Дядя Саша на три года жену пережил. Крепким он был, как разросшийся дуб, и таким же суровым.

За его спиной бывало шептались:

– Это он так за Маринкой расцвел и ожил… А с фронта пришел – как хромоногий ледащий петушок по земле ковылял. Да и полуслепой к тому же…

Может быть, это и правда. Трудно человеку жить, когда он один. Да и возможно ли это?.. И человеческая гордость тут совсем ни при чем.

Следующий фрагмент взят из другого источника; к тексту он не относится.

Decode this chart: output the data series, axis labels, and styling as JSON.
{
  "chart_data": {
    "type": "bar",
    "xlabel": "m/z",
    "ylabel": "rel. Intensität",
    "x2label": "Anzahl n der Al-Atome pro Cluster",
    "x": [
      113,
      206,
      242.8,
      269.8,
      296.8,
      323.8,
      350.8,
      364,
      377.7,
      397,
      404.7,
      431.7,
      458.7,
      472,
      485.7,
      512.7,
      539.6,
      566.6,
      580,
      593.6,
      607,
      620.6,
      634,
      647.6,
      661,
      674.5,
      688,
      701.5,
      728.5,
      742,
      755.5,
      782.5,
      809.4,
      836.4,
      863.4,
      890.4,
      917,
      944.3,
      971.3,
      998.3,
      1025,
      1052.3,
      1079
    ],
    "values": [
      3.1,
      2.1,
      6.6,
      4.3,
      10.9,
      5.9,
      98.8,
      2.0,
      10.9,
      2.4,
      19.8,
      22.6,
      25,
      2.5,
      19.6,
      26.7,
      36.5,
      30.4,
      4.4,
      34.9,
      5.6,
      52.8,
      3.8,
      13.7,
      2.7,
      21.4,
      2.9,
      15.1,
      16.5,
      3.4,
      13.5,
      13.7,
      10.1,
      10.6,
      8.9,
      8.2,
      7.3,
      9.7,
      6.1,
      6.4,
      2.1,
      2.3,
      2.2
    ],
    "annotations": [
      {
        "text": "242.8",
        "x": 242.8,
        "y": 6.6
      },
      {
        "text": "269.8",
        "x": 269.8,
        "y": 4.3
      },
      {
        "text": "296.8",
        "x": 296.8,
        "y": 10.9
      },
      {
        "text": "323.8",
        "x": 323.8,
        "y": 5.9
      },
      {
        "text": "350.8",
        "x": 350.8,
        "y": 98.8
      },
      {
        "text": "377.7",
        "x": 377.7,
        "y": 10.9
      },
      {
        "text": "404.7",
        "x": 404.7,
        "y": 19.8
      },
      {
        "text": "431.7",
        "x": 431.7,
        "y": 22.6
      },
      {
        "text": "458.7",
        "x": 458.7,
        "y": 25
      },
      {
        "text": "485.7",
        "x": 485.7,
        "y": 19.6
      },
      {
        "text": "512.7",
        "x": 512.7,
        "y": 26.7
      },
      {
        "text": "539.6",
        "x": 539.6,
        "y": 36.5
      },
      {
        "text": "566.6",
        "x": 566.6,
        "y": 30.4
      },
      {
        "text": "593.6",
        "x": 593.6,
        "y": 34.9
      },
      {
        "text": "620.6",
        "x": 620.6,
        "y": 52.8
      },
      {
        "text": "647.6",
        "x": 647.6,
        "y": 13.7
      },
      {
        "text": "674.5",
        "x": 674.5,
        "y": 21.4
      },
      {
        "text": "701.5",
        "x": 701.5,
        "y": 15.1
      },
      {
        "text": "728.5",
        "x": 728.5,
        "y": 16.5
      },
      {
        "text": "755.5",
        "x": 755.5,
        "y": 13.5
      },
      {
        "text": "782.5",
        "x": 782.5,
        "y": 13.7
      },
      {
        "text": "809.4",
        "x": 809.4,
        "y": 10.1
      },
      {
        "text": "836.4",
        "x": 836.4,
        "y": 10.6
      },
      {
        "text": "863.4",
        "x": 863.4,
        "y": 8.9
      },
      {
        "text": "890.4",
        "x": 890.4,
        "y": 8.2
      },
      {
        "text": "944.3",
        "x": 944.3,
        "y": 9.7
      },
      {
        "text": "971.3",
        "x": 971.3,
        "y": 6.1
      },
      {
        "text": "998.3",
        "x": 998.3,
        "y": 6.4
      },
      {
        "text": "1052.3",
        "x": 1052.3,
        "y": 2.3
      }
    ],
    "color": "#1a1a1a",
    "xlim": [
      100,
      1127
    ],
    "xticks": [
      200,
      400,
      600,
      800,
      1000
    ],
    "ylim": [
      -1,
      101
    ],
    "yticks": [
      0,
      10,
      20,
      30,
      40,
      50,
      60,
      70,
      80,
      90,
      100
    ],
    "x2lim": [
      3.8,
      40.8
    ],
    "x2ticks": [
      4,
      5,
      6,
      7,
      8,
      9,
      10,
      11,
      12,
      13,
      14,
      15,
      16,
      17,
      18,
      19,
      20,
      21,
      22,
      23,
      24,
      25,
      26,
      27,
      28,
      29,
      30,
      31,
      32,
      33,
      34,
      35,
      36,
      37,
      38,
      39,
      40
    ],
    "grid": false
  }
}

Алексей КОТОВ. Армия Жанны


Моя мама недолюбливала гостей отца – бывших фронтовиков – впрочем, это было совсем не удивительно. Когда мужики, мягко говоря, начинали прикладываться к лишнему, они становились шумливы и, хотя почти никогда не ссорились, часто переходили на крик. Бывшие солдаты были беспокойны и веселы примерно так же, как бывают непоседливы и егозливы дети, которых усаживают за праздничный воскресный стол. Кто-то из них вдруг неловко опрокидывал стакан со всем его содержимым, кто-то брал чашку со стола, ставил ее на колени и принимался кормить кота, а кто-то вдруг начинал азартно доказывать что-то такое, что совсем не было интересно другим.

– Это же просто пираты какие-то! – жаловалась мама.

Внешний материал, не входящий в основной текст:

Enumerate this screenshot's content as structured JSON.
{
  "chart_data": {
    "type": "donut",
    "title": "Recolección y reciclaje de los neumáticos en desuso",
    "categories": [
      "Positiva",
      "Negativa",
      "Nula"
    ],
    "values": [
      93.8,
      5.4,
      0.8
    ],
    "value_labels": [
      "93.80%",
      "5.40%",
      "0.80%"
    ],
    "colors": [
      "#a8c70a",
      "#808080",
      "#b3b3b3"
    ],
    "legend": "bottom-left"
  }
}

Такое сравнение невольно вызывало улыбку. И совсем не потому, что лица гостей покрывали шрамы, а у кого-то, как у легендарного Джона Сильвера, была деревянная нога, наверное и прежде всего, они были похожи на пиратов своей выпяченной хмельной веселостью и удалью, – что удивительно – напрочь лишенной злости. Пьянея, они часто пели нестройными голосами, громко спорили, почти не слушая друг друга, но даже эта – куда как явная дисгармония! – не лишала солдатскую компанию какой-то удивительной теплоты и придавала ей что-то совсем необычное. Как бы это странно ни звучало, это необычное пахло для меня примерно так же, как пахнет молодая майская ночь, заливной луг возле речки или свежая, только что скошенная трава.

С «пиратским» определением гостей мамы никто не спорил. Да, наши гости навсегда остались такими, какими они вернулись с Великой Войны. Уже теперь им всем было за сорок, а кому-то за пятьдесят, но от них почему-то все равно пахло молодостью. Позже я никогда не встречал людей, способных так легко вернуться в прошедшие времена. Словно кто-то щедро оплачивал им эту дорогу, а они усаживались в сани, запряженные разъяренными затянувшимся простоем конями, и летели, туда, в безмерную даль, где небо сливается с землей, а прошлое с настоящим…

Водка гасила их бывшие страхи… Рассказывая о войне, они часто смеялись над тем, что сделало их волосы седыми в молодости. Например, о том, как группа разведчиков три километра тащила по снегу мертвого пленного немца только затем, чтобы доказать начальству, что группа действительно ходила за «языком», а не отсиживалась в кустах. Но немец вдруг оказался живым!.. Обрадованные разведчики, чтобы согреть в конец окоченевшего фашиста так напоили его водкой, что он и в самом деле чуть не умер. Ну, а потом все чуть ли не кончилось штрафным батальоном. Когда командир спросил, кого нужно наградить за пленного, кто-то из разведчиков, в шутку, конечно, предложил наградить самого немца. Мол, он же, гад, все-таки живой остался.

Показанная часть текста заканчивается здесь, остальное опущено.